不过不急,慢慢调-教才够味道!
“放手!”王若烟使劲咬了一下舌头,剧烈的痛楚钻进了心底里,她的脑子突然清醒了。
王若烟使出全身力气,一把将李子熊肥硕的身子推开,挣扎着站了起来,全身上下光溜溜的,胸-罩推在肩头,内-裤却扔在了一边。
小丫头又羞又怒,捡起一旁的绸缎睡衣,急忙披上,愤怒地问:“我爸爸呢?我要去找我爸爸。”
李子熊愣了两秒,他不清楚迷晕了的小丫头,怎么突然清醒了。
不过,他不着急。
李子熊得意地狂笑:“哈哈!你是说你爸爸?你还不知道吧?他把你卖给我了,一百五十万,我刚刚给他的支票,乖,干女儿,乖乖地过来,好好服侍干爹,你亲爹把你卖了,从此对你最好的人是我!”
“你胡说,我爸爸最疼我的,他不是那种人!”王若烟不敢相信,内心里却有一丝松动。
他有点着急了,他招招手说道:“乖,过来陪陪干爹。你的爸爸,呵呵,我想你也知道是个什么人,再者说了,你妈妈当年不也是……”
“不要说了,你不要说……”王若烟声嘶力竭大吼,泪水夺眶而出,不得不说,李子熊的这句话,直刺王若烟内心最隐秘处,这是她永远的痛。
人生不要太得意,虽然前不久小儿子刚死,但那已经是过眼烟云,自己的这辈子没有更多的遗憾,反而是人生的极度辉煌。
突然,房门被推开,两个人冲了进来。
“你这个畜生!”其中一人怒骂,另一个人却不说话,怒火中烧,手中的双立人菜刀,狠狠地砍在李子熊宽阔的后背上。

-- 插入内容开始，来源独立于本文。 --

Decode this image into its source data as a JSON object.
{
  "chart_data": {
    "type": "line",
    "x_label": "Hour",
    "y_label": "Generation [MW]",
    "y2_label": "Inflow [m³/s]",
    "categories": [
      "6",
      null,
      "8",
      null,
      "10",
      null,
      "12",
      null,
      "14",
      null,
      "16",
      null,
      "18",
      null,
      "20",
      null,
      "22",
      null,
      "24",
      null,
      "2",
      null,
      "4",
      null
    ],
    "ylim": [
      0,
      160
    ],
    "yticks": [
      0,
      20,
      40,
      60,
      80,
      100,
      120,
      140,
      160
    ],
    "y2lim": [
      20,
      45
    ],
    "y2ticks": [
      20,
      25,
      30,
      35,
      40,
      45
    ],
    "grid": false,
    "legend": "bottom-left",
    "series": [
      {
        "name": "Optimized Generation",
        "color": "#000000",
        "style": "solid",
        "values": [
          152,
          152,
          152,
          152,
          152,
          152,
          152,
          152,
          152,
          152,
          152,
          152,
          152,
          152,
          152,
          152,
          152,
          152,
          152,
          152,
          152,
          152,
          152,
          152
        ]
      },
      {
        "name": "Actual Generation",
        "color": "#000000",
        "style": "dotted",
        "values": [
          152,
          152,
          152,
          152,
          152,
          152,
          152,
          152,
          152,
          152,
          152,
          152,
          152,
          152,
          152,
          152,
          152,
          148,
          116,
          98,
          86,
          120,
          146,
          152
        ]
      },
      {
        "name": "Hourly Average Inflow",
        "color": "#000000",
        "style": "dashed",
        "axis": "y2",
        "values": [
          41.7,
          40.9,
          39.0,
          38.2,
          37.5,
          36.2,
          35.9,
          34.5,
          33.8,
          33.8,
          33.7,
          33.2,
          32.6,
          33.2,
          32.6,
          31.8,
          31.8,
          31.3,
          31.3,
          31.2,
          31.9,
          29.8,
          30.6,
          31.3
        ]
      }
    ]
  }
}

不愧是老工业帝国产的德国名刀,菜刀下去,直接砍开一道深深的缝,血肉立刻翻开,鲜血刷地流了出来。
李子熊“啊”惨叫一声,歪倒在床上,他抬头一看,手中举刀,疯狂扑上来的竟然是黄昊,一旁满脸悲愤的是王常江,手里是那个梦之蓝的白酒瓶子。
两个人眼睛通红,表情狰狞,神情中带着恍惚,不管不顾继续冲了上来,黄昊手中的铮亮菜刀继续砍了上来,王常江手中的酒瓶子,也是暴雨般砸了过来。
李子熊不一会身上挨了七八刀,惨叫连连,血肉模糊,浑身上下成了个血人,王若烟吓得尖叫,抱起睡衣捂住身子蹲在卧室一角,惊恐地看着眼前疯狂的一幕。
黄昊太嫩,菜刀砍得不是地方,刀刀冲着后背前胸肉厚的地方招呼,李子熊虽然多处受伤,却根本没有致命伤。
李子熊不愧是当年的黑道老大,他咬牙挣扎着爬到床的一边,拉开床头柜抽屉,翻出一把五四手枪,对准挥舞菜刀上来的黄昊就是一枪。
黄昊中枪倒在地上,身后的王常江捂着胸脯倒在了地上。
一枪穿俩,黄昊的肩膀汩汩地向外冒着血,双立人菜刀掉落在地板上,生生地砍出一道裂痕。
王常江手中的酒瓶子也“咣当”一声跌落在地板上,滚了三滚,没了声息,王常江跌落在地上,头一歪,死了。
“啊……爸爸……”王若烟把这一切全看在眼里,她尖叫一声,晕了过去。
“哈哈,跟我斗,老子闯荡江湖几十年,什么腥风血雨没见过,跟我斗,哈哈。”
李子熊挥舞着手枪,猖狂地叫嚣,身上已然成了一个血人,但精神头很足。